On June 24, 2007, as the Blue Line began operating earlier, northbound J13 trips operating from Forestville towards Federal Triangle as well as the special southbound J11 trip operating back from Federal Triangle towards Forestville (bypassing Addison Road station) were discontinued.

On June 26, 2016, both routes J11 & J13 were discontinued and fully replaced by route J12. Peak hour route J11 trips to Machinists Place Building were renamed route J12,

In 2016, WMATA proposed to reroute the J12 to serve Capitol Heights station, discontinuing service along Central Avenue to Addison Road station. WMATA also proposed to reroute the line into the Penn Mar Shopping Center via Donnell Drive for improved transfer opportunities to Routes K12, V12 and TheBus 20. However none of the proposals went through. The same proposal came up during WMATA's FY2019 budget proposal, with only the Capitol Heights reroute being mentioned.

During the COVID-19 pandemic, the line was reduced to operate on its Saturday supplemental schedule beginning on March 16, 2020. Beginning on March 18, 2020, the line was further reduced to operate on its Sunday schedule. Weekend service was also suspended beginning on March 21, 2020. The line restored its full schedule beginning on August 23, 2020.

In 2024 during WMATA's FY2024 Budget crisis, WMATA proposed to eliminate all J12 service. However on April 25, 2024, Metro’s Board of Directors approved a $4.8 billion capital and operating budget which avoided service cuts.

On June 16, 2024, all service to the Machinists Place Building was eliminated.

===Better Bus Redesign===
In 2022, WMATA launched its Better Bus Redesign project, which aimed to redesign the entire Metrobus Network and is the first full redesign of the agency's bus network in its history.

In April 2023, WMATA launched its Draft Visionary Network. As part of the drafts, WMATA proposed to split the J12 into two routes. The J12 portion between Addison Road station and the intersection of Marlboro Pike & Donnell Drive was made into its own route and named Route MD260. J12 service to Presidential Parkway/Machinists Building was taken over by the K12, was named Route MD261, and operated between Suitland station and the Presidential Parkway via the K12 routing between Suitland station and the intersection of Forrestville Road & Pennsylvania Avenue, then operate via Pennsylvania Avenue and Presidential Parkway.

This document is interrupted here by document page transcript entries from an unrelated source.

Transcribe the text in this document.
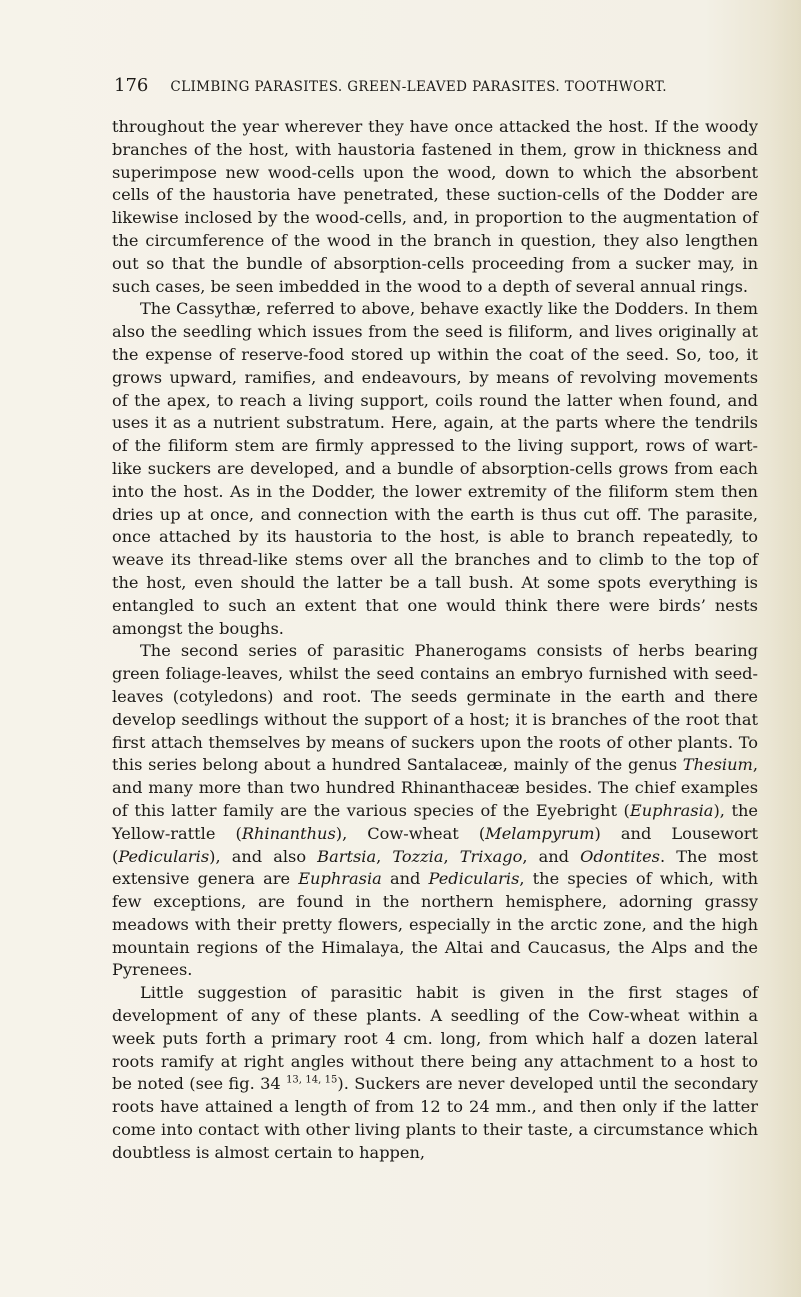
176 CLIMBING PARASITES. GREEN-LEAVED PARASITES. TOOTHWORT.

throughout the year wherever they have once attacked the host. If the woody branches of the host, with haustoria fastened in them, grow in thickness and superimpose new wood-cells upon the wood, down to which the absorbent cells of the haustoria have penetrated, these suction-cells of the Dodder are likewise inclosed by the wood-cells, and, in proportion to the augmentation of the circumference of the wood in the branch in question, they also lengthen out so that the bundle of absorption-cells proceeding from a sucker may, in such cases, be seen imbedded in the wood to a depth of several annual rings.

The Cassythæ, referred to above, behave exactly like the Dodders. In them also the seedling which issues from the seed is filiform, and lives originally at the expense of reserve-food stored up within the coat of the seed. So, too, it grows upward, ramifies, and endeavours, by means of revolving movements of the apex, to reach a living support, coils round the latter when found, and uses it as a nutrient substratum. Here, again, at the parts where the tendrils of the filiform stem are firmly appressed to the living support, rows of wart-like suckers are developed, and a bundle of absorption-cells grows from each into the host. As in the Dodder, the lower extremity of the filiform stem then dries up at once, and connection with the earth is thus cut off. The parasite, once attached by its haustoria to the host, is able to branch repeatedly, to weave its thread-like stems over all the branches and to climb to the top of the host, even should the latter be a tall bush. At some spots everything is entangled to such an extent that one would think there were birds’ nests amongst the boughs.

The second series of parasitic Phanerogams consists of herbs bearing green foliage-leaves, whilst the seed contains an embryo furnished with seed-leaves (cotyledons) and root. The seeds germinate in the earth and there develop seedlings without the support of a host; it is branches of the root that first attach themselves by means of suckers upon the roots of other plants. To this series belong about a hundred Santalaceæ, mainly of the genus Thesium, and many more than two hundred Rhinanthaceæ besides. The chief examples of this latter family are the various species of the Eyebright (Euphrasia), the Yellow-rattle (Rhinanthus), Cow-wheat (Melampyrum) and Lousewort (Pedicularis), and also Bartsia, Tozzia, Trixago, and Odontites. The most extensive genera are Euphrasia and Pedicularis, the species of which, with few exceptions, are found in the northern hemisphere, adorning grassy meadows with their pretty flowers, especially in the arctic zone, and the high mountain regions of the Himalaya, the Altai and Caucasus, the Alps and the Pyrenees.

Little suggestion of parasitic habit is given in the first stages of development of any of these plants. A seedling of the Cow-wheat within a week puts forth a primary root 4 cm. long, from which half a dozen lateral roots ramify at right angles without there being any attachment to a host to be noted (see fig. 34 $^{13, 14, 15}$). Suckers are never developed until the secondary roots have attained a length of from 12 to 24 mm., and then only if the latter come into contact with other living plants to their taste, a circumstance which doubtless is almost certain to happen,
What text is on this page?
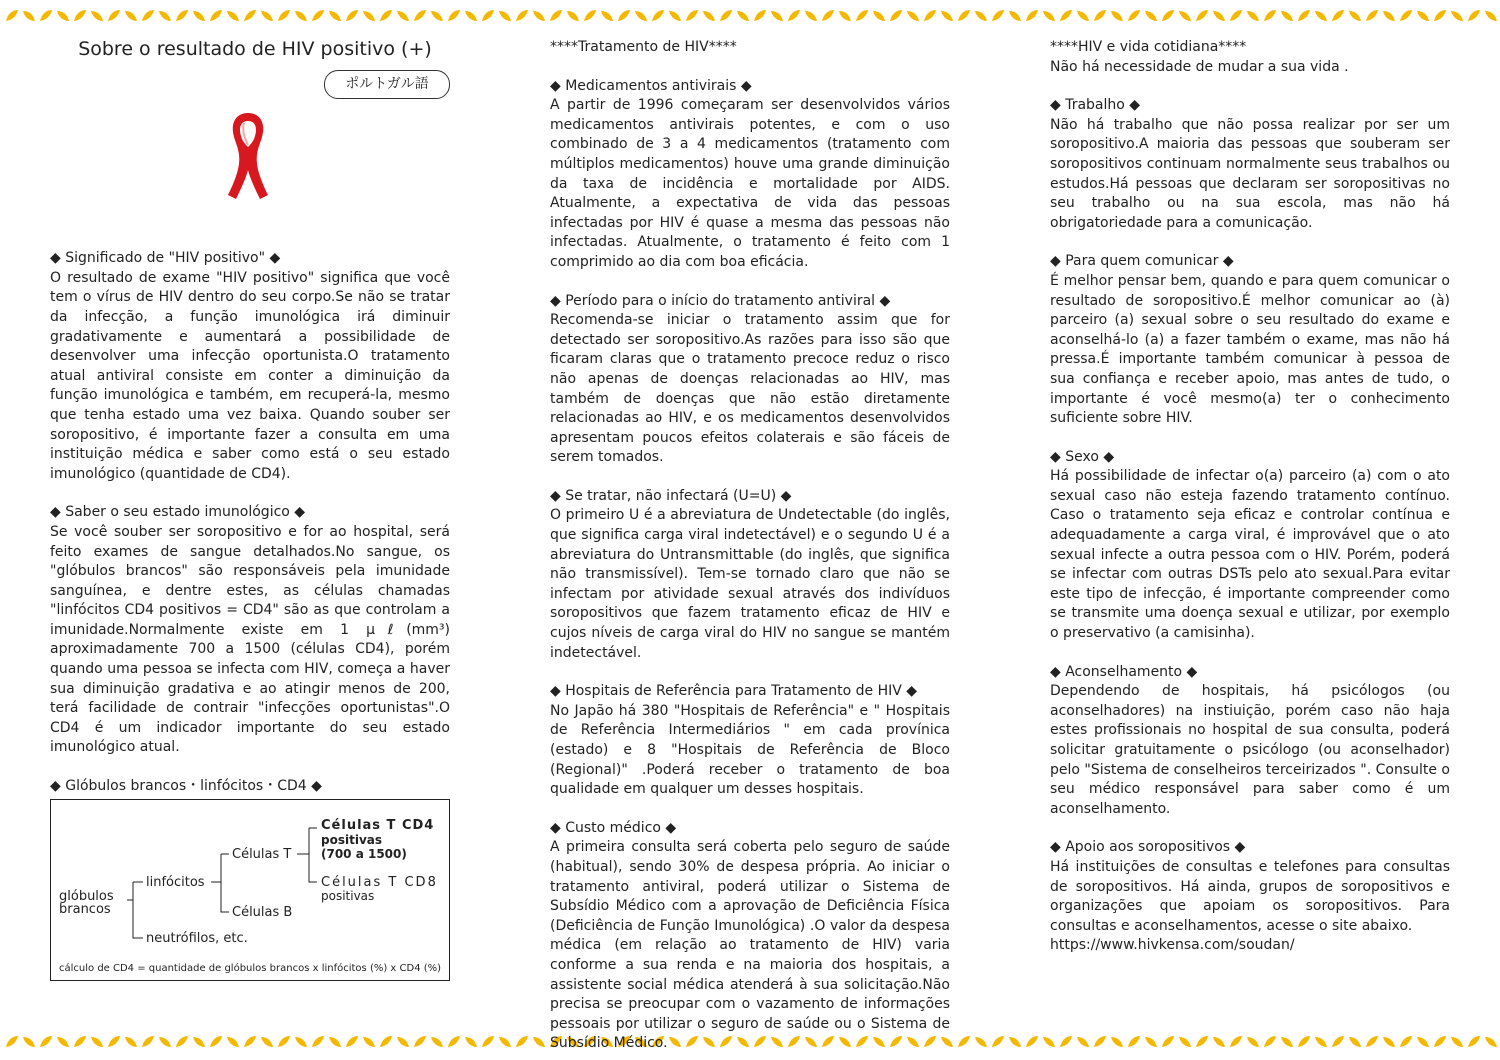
Sobre o resultado de HIV positivo (+)
ポルトガル語
◆ Significado de "HIV positivo" ◆
O resultado de exame "HIV positivo" significa que você tem o vírus de HIV dentro do seu corpo.Se não se tratar da infecção, a função imunológica irá diminuir gradativamente e aumentará a possibilidade de desenvolver uma infecção oportunista.O tratamento atual antiviral consiste em conter a diminuição da função imunológica e também, em recuperá-la, mesmo que tenha estado uma vez baixa. Quando souber ser soropositivo, é importante fazer a consulta em uma instituição médica e saber como está o seu estado imunológico (quantidade de CD4).
◆ Saber o seu estado imunológico ◆
Se você souber ser soropositivo e for ao hospital, será feito exames de sangue detalhados.No sangue, os "glóbulos brancos" são responsáveis pela imunidade sanguínea, e dentre estes, as células chamadas "linfócitos CD4 positivos = CD4" são as que controlam a imunidade.Normalmente existe em 1 μℓ(mm³) aproximadamente 700 a 1500 (células CD4), porém quando uma pessoa se infecta com HIV, começa a haver sua diminuição gradativa e ao atingir menos de 200, terá facilidade de contrair "infecções oportunistas".O CD4 é um indicador importante do seu estado imunológico atual.
◆ Glóbulos brancos・linfócitos・CD4 ◆
glóbulos
brancos
linfócitos
neutrófilos, etc.
Células T
Células B
Células T CD4
positivas
(700 a 1500)
Células T CD8
positivas
cálculo de CD4 = quantidade de glóbulos brancos x linfócitos (%) x CD4 (%)
****Tratamento de HIV****
◆ Medicamentos antivirais ◆
A partir de 1996 começaram ser desenvolvidos vários medicamentos antivirais potentes, e com o uso combinado de 3 a 4 medicamentos (tratamento com múltiplos medicamentos) houve uma grande diminuição da taxa de incidência e mortalidade por AIDS. Atualmente, a expectativa de vida das pessoas infectadas por HIV é quase a mesma das pessoas não infectadas. Atualmente, o tratamento é feito com 1 comprimido ao dia com boa eficácia.
◆ Período para o início do tratamento antiviral ◆
Recomenda-se iniciar o tratamento assim que for detectado ser soropositivo.As razões para isso são que ficaram claras que o tratamento precoce reduz o risco não apenas de doenças relacionadas ao HIV, mas também de doenças que não estão diretamente relacionadas ao HIV, e os medicamentos desenvolvidos apresentam poucos efeitos colaterais e são fáceis de serem tomados.
◆ Se tratar, não infectará (U=U) ◆
O primeiro U é a abreviatura de Undetectable (do inglês, que significa carga viral indetectável) e o segundo U é a abreviatura do Untransmittable (do inglês, que significa não transmissível). Tem-se tornado claro que não se infectam por atividade sexual através dos indivíduos soropositivos que fazem tratamento eficaz de HIV e cujos níveis de carga viral do HIV no sangue se mantém indetectável.
◆ Hospitais de Referência para Tratamento de HIV ◆
No Japão há 380 "Hospitais de Referência" e " Hospitais de Referência Intermediários " em cada provínica (estado) e 8 "Hospitais de Referência de Bloco (Regional)" .Poderá receber o tratamento de boa qualidade em qualquer um desses hospitais.
◆ Custo médico ◆
A primeira consulta será coberta pelo seguro de saúde (habitual), sendo 30% de despesa própria. Ao iniciar o tratamento antiviral, poderá utilizar o Sistema de Subsídio Médico com a aprovação de Deficiência Física (Deficiência de Função Imunológica) .O valor da despesa médica (em relação ao tratamento de HIV) varia conforme a sua renda e na maioria dos hospitais, a assistente social médica atenderá à sua solicitação.Não precisa se preocupar com o vazamento de informações pessoais por utilizar o seguro de saúde ou o Sistema de Subsídio Médico.
****HIV e vida cotidiana****
Não há necessidade de mudar a sua vida .
◆ Trabalho ◆
Não há trabalho que não possa realizar por ser um soropositivo.A maioria das pessoas que souberam ser soropositivos continuam normalmente seus trabalhos ou estudos.Há pessoas que declaram ser soropositivas no seu trabalho ou na sua escola, mas não há obrigatoriedade para a comunicação.
◆ Para quem comunicar ◆
É melhor pensar bem, quando e para quem comunicar o resultado de soropositivo.É melhor comunicar ao (à) parceiro (a) sexual sobre o seu resultado do exame e aconselhá-lo (a) a fazer também o exame, mas não há pressa.É importante também comunicar à pessoa de sua confiança e receber apoio, mas antes de tudo, o importante é você mesmo(a) ter o conhecimento suficiente sobre HIV.
◆ Sexo ◆
Há possibilidade de infectar o(a) parceiro (a) com o ato sexual caso não esteja fazendo tratamento contínuo. Caso o tratamento seja eficaz e controlar contínua e adequadamente a carga viral, é improvável que o ato sexual infecte a outra pessoa com o HIV. Porém, poderá se infectar com outras DSTs pelo ato sexual.Para evitar este tipo de infecção, é importante compreender como se transmite uma doença sexual e utilizar, por exemplo o preservativo (a camisinha).
◆ Aconselhamento ◆
Dependendo de hospitais, há psicólogos (ou aconselhadores) na instiuição, porém caso não haja estes profissionais no hospital de sua consulta, poderá solicitar gratuitamente o psicólogo (ou aconselhador) pelo "Sistema de conselheiros terceirizados ". Consulte o seu médico responsável para saber como é um aconselhamento.
◆ Apoio aos soropositivos ◆
Há instituições de consultas e telefones para consultas de soropositivos. Há ainda, grupos de soropositivos e organizações que apoiam os soropositivos. Para consultas e aconselhamentos, acesse o site abaixo.
https://www.hivkensa.com/soudan/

During the proposal, WMATA retained both the MD260 and MD261 and renamed the Routes to the P67 (MD260) and P66 (MD261). The P67 would keep the same routing as the proposed Route MD260, but the P66 was modified to operate on the J12 Forrestville loop along Pennsylvania Avenue, Old Marlboro Pike, Suitland Parkway, and Forrestville Road, as service to Presidential Parkway/Machinists Building was eliminated in June 2024. The remaining routing would remain the same from the proposed Route MD261. All changes were then proposed during WMATA's 2025 Proposed Network.

During the proposals, the P67 was dropped completely in favor of Routes P61 and P62. Route P66 was not affected by the changes.

On November 21, 2024, WMATA approved its Better Bus Redesign Network, with service on the Marlboro Pike Line being simplified.

Beginning on June 29, 2025, Route J12 was discontinued, with the portion between Penn Mar Shopping Center and the Forestville loop being combined with the K12, operating between Suitland station and Forestville and renamed to the P66. Service between Addison Road station and Penn Mar Shopping Center was taken over by TheBus Route P76.